Barnes Foundation Announces New Framework for Searching Collection Online

Philadelphia, PA

Mirroring the organization of the Barnes collection galleries, the new collection website allows visitors to browse artworks based on visual characteristics and download images of over 1,400 works

In celebration of its fifth anniversary in Philadelphia, the Barnes Foundation has launched a new collection website that enables visitors to explore thousands of works in the Barnes’s unparalleled collection based on aesthetics, and download high resolution images of over 1,400 works that are in the public domain.   

Led by Shelley Bernstein, Barnes Foundation deputy director for audience engagement & chief experience officer, and funded by a $155,000 grant from the John S. and James L. Knight Foundation, the new online tool is the first in the museum field designed to search holdings with a deep focus on visual properties such as light, line, color, and space, in addition to more traditional searches by artist name, media, or historical movement. Based on the same criteria that Dr. Albert C. Barnes applied to displaying his collection in ensembles, the website extends the Foundation’s commitment to promoting visual literacy and discovery for online audiences.

“Dr. Albert C. Barnes used his collection to teach students how to understand and appreciate art without an art historical background. By grouping works together according to their formal elements, rather than historical connections, he emphasized the universal nature of human expression, making them more accessible no matter one’s level of familiarity with the arts,” said Bernstein. “This project is an opportunity to apply this pioneering approach in the context of contemporary digital practice. Our goal was to build a next-generation collection website that is designed for all online users without barriers that inhibit deeper connection and discovery.”

“We are committed to extending our mission of engaging the public with the arts beyond the walls of the Barnes, which is why we are thrilled to expand our online resources as we celebrate five years in the heart of Philadelphia,” said Thom Collins, executive director and president of the Barnes Foundation. “We look forward to sharing our outstanding holdings with new audiences and providing them with tools for unlocking new discoveries.”

Rather than requiring users to be familiar with names of artists or art historical movements, the Barnes’s new collection website, designed by Area 17, takes into account the average person’s primary interest—the image of the work. Online audiences can search the collection by the visual characteristics to cluster and filter images according to aesthetic similarities.

The project was developed using new technology widely used on the internet and in digital projects but rarely in the cultural sector.

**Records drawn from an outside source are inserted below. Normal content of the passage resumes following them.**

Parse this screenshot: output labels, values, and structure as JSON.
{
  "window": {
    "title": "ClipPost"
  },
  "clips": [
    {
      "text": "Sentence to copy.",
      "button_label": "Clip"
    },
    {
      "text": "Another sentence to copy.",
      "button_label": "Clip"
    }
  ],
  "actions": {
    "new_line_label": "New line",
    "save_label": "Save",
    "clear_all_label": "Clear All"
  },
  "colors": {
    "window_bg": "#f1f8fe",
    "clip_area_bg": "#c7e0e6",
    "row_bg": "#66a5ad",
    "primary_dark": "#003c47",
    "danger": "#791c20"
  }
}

Machine learning and computer vision were used to analyze visual information about collection images to understand the visual relationship between works of art. Elasticsearch, a tool that backs search capability on some of the internet’s most popular websites, was used to engineer the search of information related to each work in the collection.

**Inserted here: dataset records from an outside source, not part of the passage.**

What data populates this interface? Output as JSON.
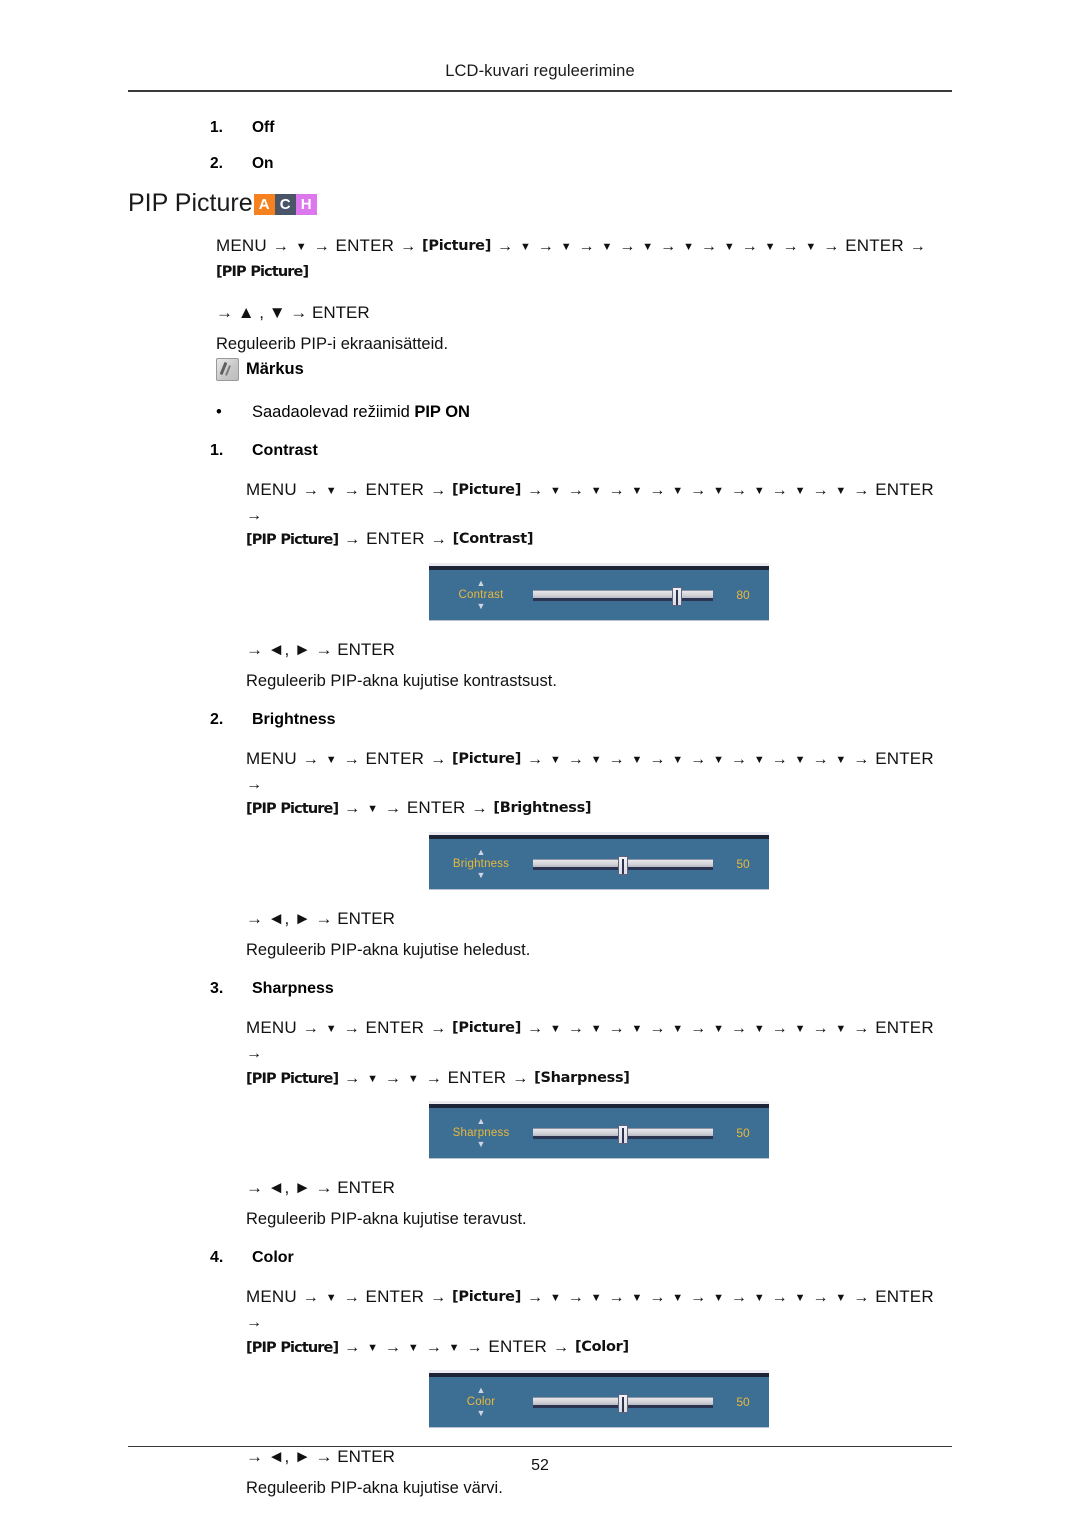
{
  "header": {
    "title": "LCD-kuvari reguleerimine"
  },
  "top_list": [
    {
      "num": "1.",
      "label": "Off"
    },
    {
      "num": "2.",
      "label": "On"
    }
  ],
  "section": {
    "title": "PIP Picture",
    "badges": [
      {
        "letter": "A",
        "color": "#F5821F"
      },
      {
        "letter": "C",
        "color": "#4A5568"
      },
      {
        "letter": "H",
        "color": "#DD77EE"
      }
    ],
    "path": {
      "menu": "MENU",
      "enter": "ENTER",
      "picture_token": "[Picture]",
      "pip_token": "[PIP Picture]",
      "down_count": 8
    },
    "keyline": "→ ▲ , ▼ → ENTER",
    "description": "Reguleerib PIP-i ekraanisätteid.",
    "note_label": "Märkus",
    "bullet": {
      "dot": "•",
      "text": "Saadaolevad režiimid ",
      "strong": "PIP ON"
    }
  },
  "items": [
    {
      "num": "1.",
      "title": "Contrast",
      "path_tail_downs": 0,
      "path_end_token": "[Contrast]",
      "keyline": "→ ◄, ► → ENTER",
      "description": "Reguleerib PIP-akna kujutise kontrastsust.",
      "osd": {
        "label": "Contrast",
        "value": "80",
        "percent": 80,
        "up_caret": "▲",
        "down_caret": "▼"
      }
    },
    {
      "num": "2.",
      "title": "Brightness",
      "path_tail_downs": 1,
      "path_end_token": "[Brightness]",
      "keyline": "→ ◄, ► → ENTER",
      "description": "Reguleerib PIP-akna kujutise heledust.",
      "osd": {
        "label": "Brightness",
        "value": "50",
        "percent": 50,
        "up_caret": "▲",
        "down_caret": "▼"
      }
    },
    {
      "num": "3.",
      "title": "Sharpness",
      "path_tail_downs": 2,
      "path_end_token": "[Sharpness]",
      "keyline": "→ ◄, ► → ENTER",
      "description": "Reguleerib PIP-akna kujutise teravust.",
      "osd": {
        "label": "Sharpness",
        "value": "50",
        "percent": 50,
        "up_caret": "▲",
        "down_caret": "▼"
      }
    },
    {
      "num": "4.",
      "title": "Color",
      "path_tail_downs": 3,
      "path_end_token": "[Color]",
      "keyline": "→ ◄, ► → ENTER",
      "description": "Reguleerib PIP-akna kujutise värvi.",
      "osd": {
        "label": "Color",
        "value": "50",
        "percent": 50,
        "up_caret": "▲",
        "down_caret": "▼"
      }
    }
  ],
  "footer": {
    "page_number": "52"
  }
}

This new website offers an entirely new front-end presentation and an innovative approach that provides users a way to engage with the collection online in an accessible and self-directed fashion using the formal elements—light, line, color, and space—as ways to explore.

Vital to the project’s development has been the consistent sharing of findings and methodology with colleagues in the museum field. In releasing code and through blogging about the process, the Barnes sought to foster discussion and information sharing both to identify possible solutions for the Barnes site and to support the work of colleagues in the field. In the near future, as newer technologies form the basis for the online presentation of museum collections, taking these steps helps lead the field toward adopting modern methodologies.

“Technology has changed the way we live, and museumgoers have new expectations for their experience both inside and outside the museum,” said Victoria Rogers, vice president for arts at Knight Foundation. “Institutions like the Barnes continue to play an integral role in communities, yet they will be even more successful if they seize the opportunities of technology and find new avenues for wonder.”

There are over 3,000 works in the Barnes collection and over 2,000 have been published online as part of this project. The Barnes has also embarked on an open access project that makes copyright-free collection images available for download. Images of works within the public domain under both US law and the law of the artist’s nationality are now available for download in high resolution, guaranteeing greater access for students, scholars, and general audiences. This includes over 1,400 works of art in the Barnes collection, which are now newly available for the public to download by clicking on the “details” tab of the painting or object’s record.  

The Barnes has also added contextual information about each work of art to accompany the images. Over time, additional contextual information will be added—such as provenance—along with visual descriptions of the same works of art for those who are blind or sight impaired. Additionally, for the first time, an object’s publication history is included as part of each work’s record, serving to spotlight scholarship on the works in the collection. These resources will continue to grow, helping make information and scholarship readily available moving forward.